The 30-day period is not about making paper-trading profits — it is about building the habit of systematic execution. Profits in paper trading prove nothing about your emotional discipline with real money. The habit of following your written rules every single time is what the 30 days builds.

What to Watch Out For

:::warning The Most Common First-Year Mistakes Even after 44 lessons, new systematic traders reliably make the same four mistakes: (1) sizing too large on the first "confident" trade, (2) not setting GTC orders and then not following manual exits, (3) abandoning the strategy selection framework when the market feels "unusual" and improvising, and (4) not keeping a trading journal and therefore not learning from errors. All four are habits, not knowledge gaps. The knowledge is already in your system — execution is what the next 30 days builds. :::

:::tip Progress Review After Every 20 Trades At every 20-trade milestone, review your statistics: win rate, average win size, average loss size, largest single loss, and percentage of trades where rules were followed. After 20 trades you have enough data to spot patterns. After 60–100 trades, you have enough data to make meaningful system adjustments. Before 20 trades, you are still in the setup phase — do not adjust your rules based on fewer trades than that. :::

COURSE COMPLETE
You now have everything you need to trade options with a system.
Start with paper trading. Apply the position sizing rules from Lesson 41. Pick one strategy that fits your current market read. Execute with defined entry, management, and exit rules. Review after 20 trades. Adjust. Repeat.

What's Next

You have completed all 44 lessons of the Options Trade Masterclass. That is a significant achievement — most retail traders spend years operating without a coherent system. You now have the knowledge, the framework, and the rules to operate differently.
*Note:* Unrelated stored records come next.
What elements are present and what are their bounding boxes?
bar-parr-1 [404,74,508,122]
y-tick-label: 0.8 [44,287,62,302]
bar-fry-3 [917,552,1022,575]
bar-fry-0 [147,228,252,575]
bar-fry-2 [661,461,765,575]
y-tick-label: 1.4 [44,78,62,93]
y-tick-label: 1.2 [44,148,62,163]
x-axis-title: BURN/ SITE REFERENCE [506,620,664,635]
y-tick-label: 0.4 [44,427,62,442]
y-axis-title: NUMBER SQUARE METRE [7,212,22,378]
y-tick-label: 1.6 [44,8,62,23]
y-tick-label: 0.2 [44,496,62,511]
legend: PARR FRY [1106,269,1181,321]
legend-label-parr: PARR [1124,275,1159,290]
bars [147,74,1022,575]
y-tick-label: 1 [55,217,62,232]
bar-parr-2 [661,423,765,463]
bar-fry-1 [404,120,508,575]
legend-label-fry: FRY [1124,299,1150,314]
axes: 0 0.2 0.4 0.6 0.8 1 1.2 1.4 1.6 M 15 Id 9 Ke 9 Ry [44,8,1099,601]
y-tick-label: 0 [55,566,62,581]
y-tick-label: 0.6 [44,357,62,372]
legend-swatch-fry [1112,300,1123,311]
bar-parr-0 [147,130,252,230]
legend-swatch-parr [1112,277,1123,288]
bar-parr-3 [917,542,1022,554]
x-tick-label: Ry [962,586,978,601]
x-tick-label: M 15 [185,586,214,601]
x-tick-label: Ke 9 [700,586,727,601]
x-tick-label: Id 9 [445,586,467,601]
Your next step is clear: open a paper trading account today and begin the 30-day plan above. Paper trading for 30 days before going live is not a suggestion — it is the most important risk management decision you will make. It costs nothing, teaches you everything about your own execution habits, and builds the neural pathways of systematic decision-making under conditions close enough to live trading to matter.

Return to the Options Trade Masterclass course hub any time to revisit specific lessons, review a strategy you have not traded yet, or refresh your understanding of a Greek before a specific setup. The lessons will always be there — use them as a reference library as you grow.

Trade the system. Trust the process. Review and improve. That is the complete loop.

Welcome to the other side of the learning curve.